We played Parkany yesterday. An interesting clash between the Ottomans and a combined Polish/Imperial army. It was a great game but unfortunately the photos are not. So here they are and sorry for the poor quality.
The battle happened after the events at Vienna in 1683. At Vienna the besieging Ottoman army had been defeated and forced to retreat. The battle of Parkany followed as a largely mounted Ottoman force tried to block the pursuit by the Polish and Imperial victors of Vienna. The Ottoman forces were generally weaker than their enemies and so they defend.
As the exact numbers and type of Ottoman troops are debatable the players can choose to randomise the Ottoman army to some extent. The Ottomans start with the equivalent of the minimum force the historical sources say they had and then roll a D6 for how many extra groups they have available. If a 6 is roll this is equivalent to the maximum force the historical sources suggest. If the Ottoman player rolls less than 6 then the player can still field the units that are missing but they are dummy units.
In the game we played the Ottoman player rolled a 2 and so received two extra groups of cavalry. He also chose to deploy 2 more groups, the light horse show in the Ottoman set up photo at the back of the Ottoman line and nearest the camera, of dummy units. The Polish/Imperialist player of course wasn't aware of this.
In the initial stages of the battle the Poles and Imperialist, who have more mixed commands, advanced quickly towards the Ottomans but allowed gaps and irregularities to develop in their lines. The Ottomans then pounced on these and started to cause big problems for the allied army. Both of the allied commands on the two wings were very close to having to take Army Morale tests. The allies had reacted to the Ottoman attacks by plugging the gaps with reserves and reforming the line.

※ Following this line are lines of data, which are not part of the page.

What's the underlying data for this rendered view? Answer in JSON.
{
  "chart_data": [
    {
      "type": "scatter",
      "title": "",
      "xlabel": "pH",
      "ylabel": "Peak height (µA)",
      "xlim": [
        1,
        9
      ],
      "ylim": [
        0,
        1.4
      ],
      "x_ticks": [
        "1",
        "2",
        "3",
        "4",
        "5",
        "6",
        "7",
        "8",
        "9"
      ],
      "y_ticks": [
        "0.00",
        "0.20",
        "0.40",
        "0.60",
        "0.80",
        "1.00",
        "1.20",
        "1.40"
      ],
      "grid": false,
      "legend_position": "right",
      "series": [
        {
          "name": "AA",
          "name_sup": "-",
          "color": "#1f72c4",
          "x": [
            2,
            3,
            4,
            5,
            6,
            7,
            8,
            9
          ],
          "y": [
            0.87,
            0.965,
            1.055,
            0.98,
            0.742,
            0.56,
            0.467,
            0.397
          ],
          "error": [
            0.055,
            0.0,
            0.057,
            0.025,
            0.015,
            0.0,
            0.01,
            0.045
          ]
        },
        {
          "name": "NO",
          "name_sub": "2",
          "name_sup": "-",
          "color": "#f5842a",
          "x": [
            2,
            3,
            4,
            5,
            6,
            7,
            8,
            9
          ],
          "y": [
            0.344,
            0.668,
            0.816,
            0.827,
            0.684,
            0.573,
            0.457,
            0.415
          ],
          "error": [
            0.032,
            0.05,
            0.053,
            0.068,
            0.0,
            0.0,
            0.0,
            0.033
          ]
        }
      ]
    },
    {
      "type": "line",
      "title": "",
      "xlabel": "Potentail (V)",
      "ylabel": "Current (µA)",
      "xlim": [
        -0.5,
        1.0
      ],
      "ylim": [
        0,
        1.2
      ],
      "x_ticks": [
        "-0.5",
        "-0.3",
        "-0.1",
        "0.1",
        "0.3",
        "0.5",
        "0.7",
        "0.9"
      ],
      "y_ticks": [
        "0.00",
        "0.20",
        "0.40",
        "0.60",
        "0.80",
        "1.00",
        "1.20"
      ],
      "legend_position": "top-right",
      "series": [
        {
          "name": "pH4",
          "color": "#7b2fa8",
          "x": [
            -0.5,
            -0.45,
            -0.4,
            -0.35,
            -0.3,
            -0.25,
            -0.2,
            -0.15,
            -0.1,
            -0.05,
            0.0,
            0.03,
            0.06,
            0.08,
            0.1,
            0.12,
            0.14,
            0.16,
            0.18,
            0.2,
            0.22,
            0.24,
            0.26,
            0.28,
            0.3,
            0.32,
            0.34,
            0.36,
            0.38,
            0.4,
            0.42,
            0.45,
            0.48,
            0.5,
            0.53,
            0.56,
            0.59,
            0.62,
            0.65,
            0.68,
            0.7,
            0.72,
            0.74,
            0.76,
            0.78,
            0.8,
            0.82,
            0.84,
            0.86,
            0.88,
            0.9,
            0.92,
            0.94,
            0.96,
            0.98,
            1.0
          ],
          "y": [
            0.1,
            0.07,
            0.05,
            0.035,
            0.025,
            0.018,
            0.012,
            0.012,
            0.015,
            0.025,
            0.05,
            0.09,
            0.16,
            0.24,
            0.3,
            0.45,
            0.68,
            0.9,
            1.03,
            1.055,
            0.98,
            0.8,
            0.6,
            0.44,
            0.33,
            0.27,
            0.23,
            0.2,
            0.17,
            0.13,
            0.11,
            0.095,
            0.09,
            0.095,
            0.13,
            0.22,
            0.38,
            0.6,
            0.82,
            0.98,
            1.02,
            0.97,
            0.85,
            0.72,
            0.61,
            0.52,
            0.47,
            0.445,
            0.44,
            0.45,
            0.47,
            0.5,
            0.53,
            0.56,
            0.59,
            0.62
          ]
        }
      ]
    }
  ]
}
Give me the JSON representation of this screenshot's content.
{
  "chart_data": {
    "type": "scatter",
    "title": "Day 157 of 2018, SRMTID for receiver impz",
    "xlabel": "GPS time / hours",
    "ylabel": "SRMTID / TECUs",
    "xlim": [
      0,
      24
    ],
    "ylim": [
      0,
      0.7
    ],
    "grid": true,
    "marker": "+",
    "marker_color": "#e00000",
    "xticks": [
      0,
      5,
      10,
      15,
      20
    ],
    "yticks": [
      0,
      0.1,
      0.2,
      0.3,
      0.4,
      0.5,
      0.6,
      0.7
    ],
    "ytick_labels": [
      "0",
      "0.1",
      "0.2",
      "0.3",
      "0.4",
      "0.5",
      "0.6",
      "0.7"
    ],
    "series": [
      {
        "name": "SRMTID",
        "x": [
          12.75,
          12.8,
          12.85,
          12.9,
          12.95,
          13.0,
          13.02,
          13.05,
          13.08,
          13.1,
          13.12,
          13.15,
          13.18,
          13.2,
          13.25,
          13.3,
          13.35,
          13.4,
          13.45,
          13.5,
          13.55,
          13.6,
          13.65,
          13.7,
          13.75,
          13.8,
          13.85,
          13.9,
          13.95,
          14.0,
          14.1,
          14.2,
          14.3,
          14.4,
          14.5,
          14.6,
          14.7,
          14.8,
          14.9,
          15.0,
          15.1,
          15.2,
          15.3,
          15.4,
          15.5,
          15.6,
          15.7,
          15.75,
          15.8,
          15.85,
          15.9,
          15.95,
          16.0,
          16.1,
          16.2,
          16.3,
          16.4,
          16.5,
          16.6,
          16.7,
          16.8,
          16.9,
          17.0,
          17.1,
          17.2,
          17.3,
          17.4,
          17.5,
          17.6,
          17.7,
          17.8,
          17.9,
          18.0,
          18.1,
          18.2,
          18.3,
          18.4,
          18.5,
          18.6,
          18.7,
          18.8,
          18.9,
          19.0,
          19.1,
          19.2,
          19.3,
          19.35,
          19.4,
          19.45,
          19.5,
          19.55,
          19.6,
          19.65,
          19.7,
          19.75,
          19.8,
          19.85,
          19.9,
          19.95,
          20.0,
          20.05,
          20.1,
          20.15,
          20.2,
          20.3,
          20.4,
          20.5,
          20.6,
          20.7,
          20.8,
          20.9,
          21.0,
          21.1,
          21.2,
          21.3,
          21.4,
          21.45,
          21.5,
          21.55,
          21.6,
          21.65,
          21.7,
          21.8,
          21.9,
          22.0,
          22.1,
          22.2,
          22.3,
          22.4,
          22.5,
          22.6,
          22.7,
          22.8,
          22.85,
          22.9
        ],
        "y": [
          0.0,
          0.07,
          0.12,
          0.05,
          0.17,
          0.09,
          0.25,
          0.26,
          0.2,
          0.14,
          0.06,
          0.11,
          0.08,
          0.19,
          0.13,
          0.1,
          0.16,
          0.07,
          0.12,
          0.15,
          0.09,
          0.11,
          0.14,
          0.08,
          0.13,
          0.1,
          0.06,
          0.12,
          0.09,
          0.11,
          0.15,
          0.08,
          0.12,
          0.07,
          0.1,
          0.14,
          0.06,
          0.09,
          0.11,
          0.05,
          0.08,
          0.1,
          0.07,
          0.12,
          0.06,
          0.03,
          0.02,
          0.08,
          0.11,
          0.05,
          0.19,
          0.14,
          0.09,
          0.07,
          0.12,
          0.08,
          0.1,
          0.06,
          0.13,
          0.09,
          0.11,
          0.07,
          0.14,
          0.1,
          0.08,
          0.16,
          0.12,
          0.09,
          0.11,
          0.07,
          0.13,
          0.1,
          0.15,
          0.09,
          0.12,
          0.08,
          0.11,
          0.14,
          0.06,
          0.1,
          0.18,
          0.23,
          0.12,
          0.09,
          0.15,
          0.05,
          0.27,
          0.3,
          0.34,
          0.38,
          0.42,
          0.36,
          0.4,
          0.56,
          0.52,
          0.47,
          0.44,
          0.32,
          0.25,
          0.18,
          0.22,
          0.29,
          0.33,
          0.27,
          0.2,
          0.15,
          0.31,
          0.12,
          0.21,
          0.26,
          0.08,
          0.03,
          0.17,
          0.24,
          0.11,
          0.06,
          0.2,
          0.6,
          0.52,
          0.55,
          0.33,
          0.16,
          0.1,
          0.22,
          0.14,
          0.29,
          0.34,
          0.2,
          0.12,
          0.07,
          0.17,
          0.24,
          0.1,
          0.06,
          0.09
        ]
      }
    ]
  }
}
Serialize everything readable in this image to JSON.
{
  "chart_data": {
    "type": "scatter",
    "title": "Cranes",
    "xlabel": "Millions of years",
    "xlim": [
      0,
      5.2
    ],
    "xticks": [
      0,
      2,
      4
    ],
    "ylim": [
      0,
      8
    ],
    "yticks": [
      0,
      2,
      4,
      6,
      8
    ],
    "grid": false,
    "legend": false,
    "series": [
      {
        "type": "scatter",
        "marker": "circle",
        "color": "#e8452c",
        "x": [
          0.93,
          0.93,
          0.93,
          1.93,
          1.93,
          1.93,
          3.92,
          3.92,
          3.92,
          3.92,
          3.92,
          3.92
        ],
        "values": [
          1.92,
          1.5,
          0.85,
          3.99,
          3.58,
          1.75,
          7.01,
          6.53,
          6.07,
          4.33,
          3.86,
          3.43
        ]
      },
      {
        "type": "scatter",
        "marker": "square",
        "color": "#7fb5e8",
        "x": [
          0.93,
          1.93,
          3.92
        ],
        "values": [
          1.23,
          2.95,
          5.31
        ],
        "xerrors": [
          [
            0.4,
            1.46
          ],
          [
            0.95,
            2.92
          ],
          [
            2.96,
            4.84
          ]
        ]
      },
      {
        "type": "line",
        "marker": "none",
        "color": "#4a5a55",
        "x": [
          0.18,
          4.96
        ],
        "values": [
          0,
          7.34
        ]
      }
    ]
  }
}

From this time the main clash happened, as shown in the photos, as the Ottomans tried to cause the last few casualties to force army morale tests and the Poles/Imperialist started to grind down the opposing Ottomans. By this time the allied player had a good idea that a reasonable amount of the imposing Ottoman array were actually dummies. In particular he realised that he could move round the Ottoman right flank as many of the troops there were probably dummies - he was correct all the light horse there were fake. This move stretched the Ottomans and they started to look shaky. There right wing then broke, finally also exposing the light horse there as dummies, and things were looking grim for them as the line started to be rolled up.
At this point the Ottomans had also suffered considerable casualties across the line and so the Ottoman player decided to concede defeat. It was a tense and exciting game which could have gone either way. The Ottoman player made particularly good use of the uncertainty caused by the random additions/dummy units which nearly brought victory. The allied player was very wary at first but just did enough to hang on and then exploit the Ottoman weaknesses.